Di Barat agama tradisional makin sering ditampik. Salah satu alasan bagi
penolakan itu adalah pluralitas agama, terlebih bila menyangkut agama samawi.
Gai Eaton menyampaikan situasi itu dengan pas dari sudut pandang orang skeptis
zaman kita: Karena semua agama, dengan segala kontradiksi nyata mereka, tidak
benar, maka semua pasti salah. Meski begitu, penulis kita ini juga tidak
berusaha mengelak menjawab persoalan yang nampaknya tidak punya jawaban
memuaskan itu.
Bagi
saya bab paling menarik dalam bukunya adalah “Earth’s Complaint”. Dalam bab itu
ia menyitir ayat Al Qur’an: “Janganlah membuat kerusakan di muka bumi setelah
disempurnakannya.” Al Qur’an sarat dengan rujukan pada alam, tetapi peradaban
kita malah makin menjauhkan kita dari ciptaan Tuhan. Gai Eaton mengatakan bahwa
ada anak-anak di Eropa dan Amerika yang tidak tahu bahwa daging kalengan di
toko swalayan tadinya adalah daging hewan hidup.
Tidak ada agama yang memberi tekanan lebih besar daripada Islam dalam
perlakuan yang baik pada hewan. Gai Eaton menyampaikan banyak contoh tentang
perbuatan baik Nabi kepada semua bintang, bahkan kepada anjing yang najis dan
keledai yang tampangnya dungu itu.

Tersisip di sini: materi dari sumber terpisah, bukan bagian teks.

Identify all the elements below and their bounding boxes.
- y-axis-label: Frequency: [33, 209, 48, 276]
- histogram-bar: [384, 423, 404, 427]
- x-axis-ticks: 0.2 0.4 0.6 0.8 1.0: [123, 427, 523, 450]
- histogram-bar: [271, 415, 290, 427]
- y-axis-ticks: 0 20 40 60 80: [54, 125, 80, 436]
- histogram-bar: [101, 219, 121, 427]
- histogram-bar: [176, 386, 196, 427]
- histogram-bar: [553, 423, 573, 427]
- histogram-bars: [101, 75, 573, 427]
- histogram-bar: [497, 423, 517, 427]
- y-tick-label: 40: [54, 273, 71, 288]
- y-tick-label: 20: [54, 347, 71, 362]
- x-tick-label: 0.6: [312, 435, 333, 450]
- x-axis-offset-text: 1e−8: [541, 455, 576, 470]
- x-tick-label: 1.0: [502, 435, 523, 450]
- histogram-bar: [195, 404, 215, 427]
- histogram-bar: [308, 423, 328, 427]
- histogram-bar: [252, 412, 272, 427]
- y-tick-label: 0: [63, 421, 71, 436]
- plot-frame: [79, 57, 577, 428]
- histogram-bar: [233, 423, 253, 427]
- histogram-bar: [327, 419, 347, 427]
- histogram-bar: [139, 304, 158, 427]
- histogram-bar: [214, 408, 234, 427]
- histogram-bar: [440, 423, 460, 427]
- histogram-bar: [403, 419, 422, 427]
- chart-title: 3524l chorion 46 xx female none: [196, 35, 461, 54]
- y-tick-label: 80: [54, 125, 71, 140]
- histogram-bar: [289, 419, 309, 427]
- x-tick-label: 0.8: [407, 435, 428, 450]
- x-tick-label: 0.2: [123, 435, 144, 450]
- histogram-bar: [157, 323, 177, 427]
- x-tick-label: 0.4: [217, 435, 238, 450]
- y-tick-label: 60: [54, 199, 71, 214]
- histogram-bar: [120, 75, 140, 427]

Sayangnya teladan Nabi ini sudah jarang
diikuti di dunia Islam.
Bab “Cityscape” mengulas tentang bagaimana spiritualitas menjadi semakin
tidak penting dalam kehidupan keseharian kita seperti di, misalnya, kota-kota
“duniawi” di mana sebagian besar orang hidup, berdesakan namun tiada henti
berusaha untuk tetap asing satu sama lain.
Mengingat Tuhan mempunyai premis dasar keyakinan, sebagaimana disampaikan
Seyyed Hossein Nasr dalam pendahuluannya, “bahwa alfa dan omega kehidupan
haruslah mengingat Allah dalam semua pengalaman berlainan yang membentuk
perjalanan singkat yang di sini kita sebut hidup, tetapi sejatinya itu hanyalah
pendahuluan bagi kehidupan kekal hakiki ...”
Wajar jika bagi kebanyakan pembaca buku ini menggelisahkan, walaupun
ditulis dengan amat menawan, diwarnai selera humor penulisnya, bertaburan
kutipan dan anekdot cerdas yang membuat buku ini bermanfaat bagi kita yang,
suka atau tidak, mengakui bahwa kita adalah penumpang kereta api express
Gustave Thibon dan sangat penasaran di mana perjalanan akan berakhir.
Charles Le Gai Eaton.
ABC International Group, Inc., 2000, h. 241.